To the game itself, though: I definitely would not have picked Danny Jansen to be the one to hit the three-run home run that the put the Blue Jays out in front early (and also for good) Sunday afternoon, but this would only be further evidence of the extent to which I am a fool, because he really took that one for a ride! And George Springer's second home run in as many days suggests that perhaps his long struggles are now behind him? A little? Maybe? And Alek Manoah kept getting out of trouble with super well-timed double-play ground balls! And Mazya and Cimber and Romano held the fort with scoreless innings behind him! And and and! Cleary it would have been a whole lot cooler to win three or even four of these games in Minnesota -- especially as it turns out you can't count on the Red Sox for anything -- but these last two games of the series really felt necessary (not yet mathematically, but certainly emotionally), and so imagine my relief that we have won them. In the late game Sunday night (used to love the ESPN games; now I find them unwatchable?), the Yankees beat the Red Sox again, which is not exactly what we needed, but nevertheless leaves the Blue Jays one game behind Boston for the road Wild Card Spot, and two games behind New York for the home one. Boston's schedule the rest of the way is very soft (Baltimore, Washington) and so while one can of course hope for a sustained, week-long collapse, it seems unlikely. With three games against the Yankees, the Blue Jays task is tall this week, but the last time we needed to beat the Yankees, we took all four in Yankee Stadium, so who knows?

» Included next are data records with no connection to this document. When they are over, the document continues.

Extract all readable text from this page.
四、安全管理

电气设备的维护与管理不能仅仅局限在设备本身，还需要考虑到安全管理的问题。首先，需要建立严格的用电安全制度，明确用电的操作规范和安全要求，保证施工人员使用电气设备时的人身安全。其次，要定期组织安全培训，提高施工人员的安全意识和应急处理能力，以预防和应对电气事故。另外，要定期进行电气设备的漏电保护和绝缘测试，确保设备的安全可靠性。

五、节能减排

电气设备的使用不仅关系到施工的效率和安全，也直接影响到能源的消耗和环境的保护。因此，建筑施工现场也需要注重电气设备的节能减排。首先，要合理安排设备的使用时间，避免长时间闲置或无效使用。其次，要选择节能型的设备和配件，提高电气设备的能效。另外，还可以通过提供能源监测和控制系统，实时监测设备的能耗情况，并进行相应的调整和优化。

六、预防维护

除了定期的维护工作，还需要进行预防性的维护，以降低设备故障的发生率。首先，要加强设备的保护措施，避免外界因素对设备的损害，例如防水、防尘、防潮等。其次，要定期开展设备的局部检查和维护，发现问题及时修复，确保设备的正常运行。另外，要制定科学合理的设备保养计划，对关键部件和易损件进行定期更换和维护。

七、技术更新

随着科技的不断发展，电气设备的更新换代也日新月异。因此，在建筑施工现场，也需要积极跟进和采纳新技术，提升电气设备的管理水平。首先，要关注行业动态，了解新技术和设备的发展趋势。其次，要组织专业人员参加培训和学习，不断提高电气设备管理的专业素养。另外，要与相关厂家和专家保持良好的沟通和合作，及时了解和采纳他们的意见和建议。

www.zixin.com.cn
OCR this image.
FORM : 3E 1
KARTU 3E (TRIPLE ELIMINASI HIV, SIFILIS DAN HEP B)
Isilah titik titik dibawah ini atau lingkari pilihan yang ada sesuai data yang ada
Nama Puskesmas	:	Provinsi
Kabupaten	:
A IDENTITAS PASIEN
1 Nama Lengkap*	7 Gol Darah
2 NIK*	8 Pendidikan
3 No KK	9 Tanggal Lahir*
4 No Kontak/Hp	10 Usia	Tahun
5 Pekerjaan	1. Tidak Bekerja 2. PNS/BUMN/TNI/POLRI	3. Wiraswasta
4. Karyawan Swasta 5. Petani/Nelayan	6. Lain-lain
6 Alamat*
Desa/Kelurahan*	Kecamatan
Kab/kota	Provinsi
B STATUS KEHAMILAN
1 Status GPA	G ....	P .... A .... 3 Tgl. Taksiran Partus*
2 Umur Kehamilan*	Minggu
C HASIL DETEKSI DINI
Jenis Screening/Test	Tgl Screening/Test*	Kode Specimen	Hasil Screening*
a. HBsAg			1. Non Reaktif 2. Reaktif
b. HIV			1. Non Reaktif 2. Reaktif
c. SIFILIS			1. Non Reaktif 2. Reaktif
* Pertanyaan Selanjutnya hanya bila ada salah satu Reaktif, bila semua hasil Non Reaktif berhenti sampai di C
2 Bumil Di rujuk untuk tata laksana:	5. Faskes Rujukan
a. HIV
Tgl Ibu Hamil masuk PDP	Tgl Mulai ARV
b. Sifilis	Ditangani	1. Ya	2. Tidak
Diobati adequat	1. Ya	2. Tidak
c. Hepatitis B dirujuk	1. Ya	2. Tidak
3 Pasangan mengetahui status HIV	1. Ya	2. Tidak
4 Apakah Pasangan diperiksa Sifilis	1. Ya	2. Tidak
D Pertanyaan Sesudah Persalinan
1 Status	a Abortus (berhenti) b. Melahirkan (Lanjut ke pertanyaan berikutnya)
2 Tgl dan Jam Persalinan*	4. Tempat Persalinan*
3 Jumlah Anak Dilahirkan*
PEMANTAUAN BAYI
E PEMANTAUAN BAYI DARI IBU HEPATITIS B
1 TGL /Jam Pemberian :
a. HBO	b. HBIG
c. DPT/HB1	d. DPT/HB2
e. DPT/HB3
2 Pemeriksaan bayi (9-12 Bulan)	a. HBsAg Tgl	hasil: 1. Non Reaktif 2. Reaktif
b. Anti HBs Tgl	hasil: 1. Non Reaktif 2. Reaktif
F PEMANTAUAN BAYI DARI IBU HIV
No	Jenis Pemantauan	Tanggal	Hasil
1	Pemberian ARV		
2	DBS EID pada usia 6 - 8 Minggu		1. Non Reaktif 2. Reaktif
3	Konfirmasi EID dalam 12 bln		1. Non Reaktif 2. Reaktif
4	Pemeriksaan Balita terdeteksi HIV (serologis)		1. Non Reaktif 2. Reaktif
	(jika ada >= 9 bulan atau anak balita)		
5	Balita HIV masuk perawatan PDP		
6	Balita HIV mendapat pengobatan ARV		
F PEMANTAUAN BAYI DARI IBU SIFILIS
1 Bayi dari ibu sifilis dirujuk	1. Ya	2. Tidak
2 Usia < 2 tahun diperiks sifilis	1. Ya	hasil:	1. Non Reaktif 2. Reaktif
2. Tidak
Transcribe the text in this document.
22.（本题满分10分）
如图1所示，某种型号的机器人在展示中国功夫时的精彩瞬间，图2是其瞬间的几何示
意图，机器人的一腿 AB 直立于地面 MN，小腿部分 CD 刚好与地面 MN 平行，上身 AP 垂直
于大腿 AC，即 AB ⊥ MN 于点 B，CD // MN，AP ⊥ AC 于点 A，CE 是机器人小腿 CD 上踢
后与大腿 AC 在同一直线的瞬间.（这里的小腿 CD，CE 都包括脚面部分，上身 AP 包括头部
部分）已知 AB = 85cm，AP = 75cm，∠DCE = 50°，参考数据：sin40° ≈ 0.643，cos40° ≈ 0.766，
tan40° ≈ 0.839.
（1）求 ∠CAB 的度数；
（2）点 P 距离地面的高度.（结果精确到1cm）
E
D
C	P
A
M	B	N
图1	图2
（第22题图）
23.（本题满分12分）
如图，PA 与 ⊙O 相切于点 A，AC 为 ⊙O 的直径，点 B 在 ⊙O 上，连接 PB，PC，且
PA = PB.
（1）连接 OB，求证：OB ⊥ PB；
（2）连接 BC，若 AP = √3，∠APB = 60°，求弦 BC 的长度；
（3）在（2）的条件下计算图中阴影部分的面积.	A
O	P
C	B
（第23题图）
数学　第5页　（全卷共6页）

If we come out of the Yankees series in even okay shape, that's actually probably coming out of the Yankees series in pretty good shape, as the Blue Jays have the Orioles coming in for the final weekend whereas the Yankees have to play Tampa (who, one hopes, will not just be resting their starters [though that is of course their well-earned entitlement {to which they are entitled}]). 

Obviously, my sincere hope is that the Blue Jays will play well enough in these final six games to snag a Wild Card spot free and clear, but if that is not in the cards, what I would like to see happen is the unlikely yet super enticing scenario outlined by poster "liljakeyplzandthnx," who notes that if the Blue Jays take two of three against the Yankees, the Yankees get swept by Tampa, Toronto goes one and two against Baltimore, the A's take two of three against Seattle and sweep Houston, the Mariners sweep the Angels, and Boston goes two and four, the American League Wild Card will end in a five-way tie, and if you check the the tie-breaker rules for a five-way, it is actually single-elimination バーチャファイター Virtua Fighter, specifically for Sega 32x. And I am here for it.